NTFR 2014/2943 - Geen aansprakelijkstelling voor omzetbelastingschulden zonder beschikking fiscale eenheid

ECLI:NL:GHAMS:2014:4724, datum uitspraak 25-09-2014, publicatiedatum 19-11-2014
Aflevering 51, gepubliceerd op 18-12-2014 met annotatie van mr. J.D. Schouten
Belanghebbende is door de ontvanger aansprakelijk gesteld voor omzetbelastingschulden van een fiscale eenheid waarvan zij deel uitmaakt.
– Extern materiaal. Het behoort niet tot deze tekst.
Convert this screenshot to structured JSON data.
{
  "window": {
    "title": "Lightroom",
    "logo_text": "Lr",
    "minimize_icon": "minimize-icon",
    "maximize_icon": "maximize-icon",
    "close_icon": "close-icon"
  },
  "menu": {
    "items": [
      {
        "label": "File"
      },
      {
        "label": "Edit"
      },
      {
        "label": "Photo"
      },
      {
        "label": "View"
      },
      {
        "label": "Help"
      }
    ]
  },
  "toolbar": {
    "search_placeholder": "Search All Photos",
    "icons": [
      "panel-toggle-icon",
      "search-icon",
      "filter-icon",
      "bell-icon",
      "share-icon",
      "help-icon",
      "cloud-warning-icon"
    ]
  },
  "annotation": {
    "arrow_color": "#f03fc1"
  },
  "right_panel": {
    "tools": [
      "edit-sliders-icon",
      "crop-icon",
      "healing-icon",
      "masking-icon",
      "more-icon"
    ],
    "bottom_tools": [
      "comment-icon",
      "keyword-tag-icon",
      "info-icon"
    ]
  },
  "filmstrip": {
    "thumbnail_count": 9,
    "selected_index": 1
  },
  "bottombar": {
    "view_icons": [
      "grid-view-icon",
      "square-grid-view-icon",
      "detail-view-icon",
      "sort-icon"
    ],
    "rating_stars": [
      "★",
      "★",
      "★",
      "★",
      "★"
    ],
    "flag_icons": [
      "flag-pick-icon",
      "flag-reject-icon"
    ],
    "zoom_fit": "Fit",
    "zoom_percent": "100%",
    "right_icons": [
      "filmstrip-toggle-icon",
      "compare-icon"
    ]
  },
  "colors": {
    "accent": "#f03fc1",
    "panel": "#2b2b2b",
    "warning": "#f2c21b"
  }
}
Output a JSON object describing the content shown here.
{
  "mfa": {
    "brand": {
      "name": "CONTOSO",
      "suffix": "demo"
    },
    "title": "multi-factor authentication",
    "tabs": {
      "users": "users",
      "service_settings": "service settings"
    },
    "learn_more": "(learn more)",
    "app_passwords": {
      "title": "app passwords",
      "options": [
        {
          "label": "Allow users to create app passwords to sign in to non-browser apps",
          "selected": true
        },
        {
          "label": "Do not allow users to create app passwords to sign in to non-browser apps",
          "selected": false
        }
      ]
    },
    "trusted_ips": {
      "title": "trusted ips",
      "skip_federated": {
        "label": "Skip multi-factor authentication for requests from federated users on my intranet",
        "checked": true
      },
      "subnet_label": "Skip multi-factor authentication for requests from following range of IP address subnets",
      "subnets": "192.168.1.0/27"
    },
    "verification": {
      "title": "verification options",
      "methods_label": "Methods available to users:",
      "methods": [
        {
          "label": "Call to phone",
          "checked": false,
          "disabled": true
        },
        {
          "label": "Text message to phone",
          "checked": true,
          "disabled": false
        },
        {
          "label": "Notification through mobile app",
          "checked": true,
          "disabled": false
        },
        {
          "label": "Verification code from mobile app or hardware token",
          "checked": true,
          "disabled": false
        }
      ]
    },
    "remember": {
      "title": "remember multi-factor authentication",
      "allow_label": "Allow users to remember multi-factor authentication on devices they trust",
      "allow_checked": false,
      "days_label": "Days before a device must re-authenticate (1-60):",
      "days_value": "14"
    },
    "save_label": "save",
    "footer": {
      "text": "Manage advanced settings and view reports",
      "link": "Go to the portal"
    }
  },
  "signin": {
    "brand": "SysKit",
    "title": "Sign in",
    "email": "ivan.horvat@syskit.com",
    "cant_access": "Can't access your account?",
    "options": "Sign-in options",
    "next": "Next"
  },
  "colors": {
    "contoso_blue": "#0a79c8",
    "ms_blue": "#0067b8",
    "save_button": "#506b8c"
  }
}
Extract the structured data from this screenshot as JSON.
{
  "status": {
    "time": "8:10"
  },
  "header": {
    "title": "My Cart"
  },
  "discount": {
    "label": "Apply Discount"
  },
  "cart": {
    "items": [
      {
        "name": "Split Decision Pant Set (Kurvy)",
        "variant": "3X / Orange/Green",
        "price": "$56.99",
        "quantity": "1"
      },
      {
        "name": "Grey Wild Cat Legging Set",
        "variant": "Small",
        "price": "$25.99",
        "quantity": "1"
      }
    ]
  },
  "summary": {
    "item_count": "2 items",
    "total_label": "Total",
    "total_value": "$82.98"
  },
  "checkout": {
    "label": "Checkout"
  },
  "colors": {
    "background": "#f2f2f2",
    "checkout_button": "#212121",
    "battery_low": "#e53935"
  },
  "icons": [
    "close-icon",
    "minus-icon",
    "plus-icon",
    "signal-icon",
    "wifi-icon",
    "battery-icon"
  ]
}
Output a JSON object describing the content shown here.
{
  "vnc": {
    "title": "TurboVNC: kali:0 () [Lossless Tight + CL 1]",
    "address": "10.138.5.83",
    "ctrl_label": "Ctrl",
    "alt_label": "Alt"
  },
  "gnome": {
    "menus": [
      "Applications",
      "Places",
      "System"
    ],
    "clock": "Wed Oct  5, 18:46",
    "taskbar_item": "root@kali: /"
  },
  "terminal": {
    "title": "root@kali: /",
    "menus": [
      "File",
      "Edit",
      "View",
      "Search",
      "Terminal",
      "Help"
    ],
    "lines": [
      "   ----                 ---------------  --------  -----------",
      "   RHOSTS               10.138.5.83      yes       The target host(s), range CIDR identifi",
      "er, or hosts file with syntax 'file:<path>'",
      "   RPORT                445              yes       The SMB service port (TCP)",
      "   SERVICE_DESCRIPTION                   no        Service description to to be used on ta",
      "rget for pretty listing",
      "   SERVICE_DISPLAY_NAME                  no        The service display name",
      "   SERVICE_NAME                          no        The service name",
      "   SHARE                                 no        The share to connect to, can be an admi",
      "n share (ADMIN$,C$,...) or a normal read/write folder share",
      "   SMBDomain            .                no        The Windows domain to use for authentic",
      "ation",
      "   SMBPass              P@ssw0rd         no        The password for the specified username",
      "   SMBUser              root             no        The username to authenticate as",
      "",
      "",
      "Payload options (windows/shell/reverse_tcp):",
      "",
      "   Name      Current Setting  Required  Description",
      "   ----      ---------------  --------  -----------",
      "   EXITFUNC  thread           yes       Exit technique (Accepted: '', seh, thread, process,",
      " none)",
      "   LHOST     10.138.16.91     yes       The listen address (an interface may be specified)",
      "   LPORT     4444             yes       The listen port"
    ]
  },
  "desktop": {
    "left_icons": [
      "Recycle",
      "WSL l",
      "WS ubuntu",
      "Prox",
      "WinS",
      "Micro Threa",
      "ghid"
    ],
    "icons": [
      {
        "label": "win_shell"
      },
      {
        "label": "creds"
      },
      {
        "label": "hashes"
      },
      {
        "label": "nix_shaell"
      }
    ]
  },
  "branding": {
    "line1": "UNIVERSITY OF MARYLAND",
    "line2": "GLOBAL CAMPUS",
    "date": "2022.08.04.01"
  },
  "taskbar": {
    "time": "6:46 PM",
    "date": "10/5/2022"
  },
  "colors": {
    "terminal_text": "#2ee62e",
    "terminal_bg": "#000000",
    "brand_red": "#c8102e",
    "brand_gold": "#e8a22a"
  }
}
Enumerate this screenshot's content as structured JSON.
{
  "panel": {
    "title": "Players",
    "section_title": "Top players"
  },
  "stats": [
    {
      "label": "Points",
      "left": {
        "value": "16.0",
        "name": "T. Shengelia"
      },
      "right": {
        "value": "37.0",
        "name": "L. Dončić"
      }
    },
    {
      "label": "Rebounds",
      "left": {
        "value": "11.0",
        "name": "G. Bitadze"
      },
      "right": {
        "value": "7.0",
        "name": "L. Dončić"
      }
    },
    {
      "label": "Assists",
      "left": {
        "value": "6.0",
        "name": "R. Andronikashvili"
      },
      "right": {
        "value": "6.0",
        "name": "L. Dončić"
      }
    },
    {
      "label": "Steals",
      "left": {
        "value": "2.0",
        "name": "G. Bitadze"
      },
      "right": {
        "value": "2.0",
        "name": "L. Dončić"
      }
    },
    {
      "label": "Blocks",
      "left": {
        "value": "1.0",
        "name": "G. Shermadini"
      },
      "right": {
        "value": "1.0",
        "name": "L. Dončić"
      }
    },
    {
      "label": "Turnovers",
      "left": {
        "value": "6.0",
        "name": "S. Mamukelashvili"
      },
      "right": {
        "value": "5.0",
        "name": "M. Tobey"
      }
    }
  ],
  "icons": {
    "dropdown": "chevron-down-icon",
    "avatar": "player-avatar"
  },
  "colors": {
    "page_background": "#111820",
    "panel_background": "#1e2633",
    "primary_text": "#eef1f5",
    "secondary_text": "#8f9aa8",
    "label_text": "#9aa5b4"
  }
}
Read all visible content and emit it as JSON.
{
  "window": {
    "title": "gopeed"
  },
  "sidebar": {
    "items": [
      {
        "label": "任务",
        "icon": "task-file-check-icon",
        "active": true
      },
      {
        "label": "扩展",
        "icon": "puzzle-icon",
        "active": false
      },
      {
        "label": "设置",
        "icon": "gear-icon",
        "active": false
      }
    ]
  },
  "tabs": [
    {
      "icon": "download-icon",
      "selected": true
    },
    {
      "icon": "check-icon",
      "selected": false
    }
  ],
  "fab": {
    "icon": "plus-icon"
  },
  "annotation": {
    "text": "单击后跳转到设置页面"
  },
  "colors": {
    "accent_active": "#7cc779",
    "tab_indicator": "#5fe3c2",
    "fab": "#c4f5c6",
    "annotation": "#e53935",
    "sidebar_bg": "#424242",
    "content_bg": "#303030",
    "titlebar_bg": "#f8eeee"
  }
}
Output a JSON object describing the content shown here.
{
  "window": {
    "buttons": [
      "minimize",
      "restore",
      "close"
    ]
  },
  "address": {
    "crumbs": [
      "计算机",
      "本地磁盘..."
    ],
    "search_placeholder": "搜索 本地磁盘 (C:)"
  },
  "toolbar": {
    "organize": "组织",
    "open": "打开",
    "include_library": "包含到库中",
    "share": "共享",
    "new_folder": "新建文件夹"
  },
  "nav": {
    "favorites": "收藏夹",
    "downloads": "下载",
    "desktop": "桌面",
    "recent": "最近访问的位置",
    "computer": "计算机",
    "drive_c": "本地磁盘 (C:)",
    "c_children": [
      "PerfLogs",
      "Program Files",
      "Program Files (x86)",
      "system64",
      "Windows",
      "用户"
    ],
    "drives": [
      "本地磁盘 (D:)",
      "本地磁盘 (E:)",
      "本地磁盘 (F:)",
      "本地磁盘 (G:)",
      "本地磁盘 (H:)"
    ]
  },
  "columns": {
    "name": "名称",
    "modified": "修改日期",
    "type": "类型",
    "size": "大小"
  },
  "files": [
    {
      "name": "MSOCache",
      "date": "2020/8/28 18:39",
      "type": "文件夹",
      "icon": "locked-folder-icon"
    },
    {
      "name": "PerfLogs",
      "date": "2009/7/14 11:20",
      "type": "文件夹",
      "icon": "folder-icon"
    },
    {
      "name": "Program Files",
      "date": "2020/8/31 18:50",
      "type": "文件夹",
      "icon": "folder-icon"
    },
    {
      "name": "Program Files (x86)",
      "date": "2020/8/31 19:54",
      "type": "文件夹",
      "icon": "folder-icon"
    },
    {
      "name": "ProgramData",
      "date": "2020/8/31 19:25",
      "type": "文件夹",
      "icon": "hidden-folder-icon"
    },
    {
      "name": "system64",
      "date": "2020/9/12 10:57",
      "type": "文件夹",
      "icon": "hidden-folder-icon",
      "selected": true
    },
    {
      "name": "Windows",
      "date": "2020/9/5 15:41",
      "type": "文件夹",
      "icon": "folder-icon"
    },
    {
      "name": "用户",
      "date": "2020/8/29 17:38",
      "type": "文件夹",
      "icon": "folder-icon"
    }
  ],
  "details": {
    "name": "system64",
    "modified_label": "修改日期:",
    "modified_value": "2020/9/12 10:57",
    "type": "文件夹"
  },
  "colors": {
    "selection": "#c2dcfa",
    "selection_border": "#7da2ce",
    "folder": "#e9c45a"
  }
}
Het hof overweegt dat aansprakelijkstelling van een fiscale eenheid omzetbelasting slechts mogelijk is indien een beschikking fiscale eenheid is afgegeven door de Belastingdienst. Het hof leidt uit de wetsgeschiedenis af dat de voorafgaande afgifte van een beschikking is voorgeschreven (juist) uit het oogpunt van rechtsbescherming van de (potentieel) aansprakelijk te stellen personen en lichamen. Voor de aansprakelijkstelling is het niet voldoende dat de desbetreffende vennootschappen als fiscale eenheid aangifte OB hebben gedaan en dat zij zich ook overigens feitelijk als fiscale eenheid hebben gedragen. Nu de ontvanger niet aannemelijk heeft gemaakt dat een beschikking fiscale eenheid is afgegeven, is belanghebbende ten onrechte aansprakelijk gesteld.

NTFR 2014/2944 - Tweede aansprakelijkstelling bestuurder geoorloofd

ECLI:NL:HR:2014:3584, datum uitspraak 12-12-2014, publicatiedatum 12-12-2014
Aflevering 51, gepubliceerd op 18-12-2014
Aan de bv waarvan belanghebbende bestuurder is, is een naheffingsaanslag in de omzetbelasting met boete en heffingsrente opgelegd. Belanghebbende is hiervoor aansprakelijk gesteld. Deze naheffingsaanslag is door de belastingrechter vernietigd. Vervolgens heeft de ontvanger belanghebbende wederom aansprakelijk gesteld. Belanghebbende bestrijdt deze aansprakelijkstelling en claimt voorts schadevergoeding, evenwel zonder succes. Hof Arnhem-Leeuwarden (NTFR 2014/615) heeft uiteengezet dat ten tijde van de tweede aansprakelijkstelling de bv in gebreke was. Voorts heeft het hof geoordeeld dat de tweede aansprakelijkstelling niet onredelijk laat heeft plaatsgevonden. Belanghebbende kon redelijkerwijs niet menen dat de ontvanger van verdere aansprakelijkstelling zou afzien. Ook wat de rente, kosten en boete betreft is belanghebbende aansprakelijk. Voor de gronden daartoe verwijst het hof naar de rechtbankuitspraak. Het verzoek van belanghebbende tot schadevergoeding wijst het hof af. In de onderhavige procedure kan namelijk geen vergoeding worden toegekend voor kosten in de eerdere procedure.

NTFR 2014/2946 - Goedkeuring belastingverdrag met Duitsland; memorie van antwoord Eerste Kamer

Aflevering 51, gepubliceerd op 18-12-2014
De staatssecretaris van Financiën heeft de memorie van antwoord inzake het wetsvoorstel tot (uitdrukkelijke) goedkeuring van het nieuwe belastingverdrag met Duitsland 2012 naar de Eerste Kamer gestuurd. Dit wetsvoorstel is op 16 oktober 2014 door de Tweede Kamer aanvaard. In de memorie van antwoord wordt ingegaan op de positie van en de voorlichting aan grensarbeiders, op de (overgangs)regeling voor pensioenen, de bestrijding van oneigenlijk gebruik en het artikel over bezoekende hoogleraren en docenten. Omdat het verdrag niet meer in 2015 in werking kan treden, zullen de bepalingen van het verdrag per 1 januari 2016 van toepassing zijn.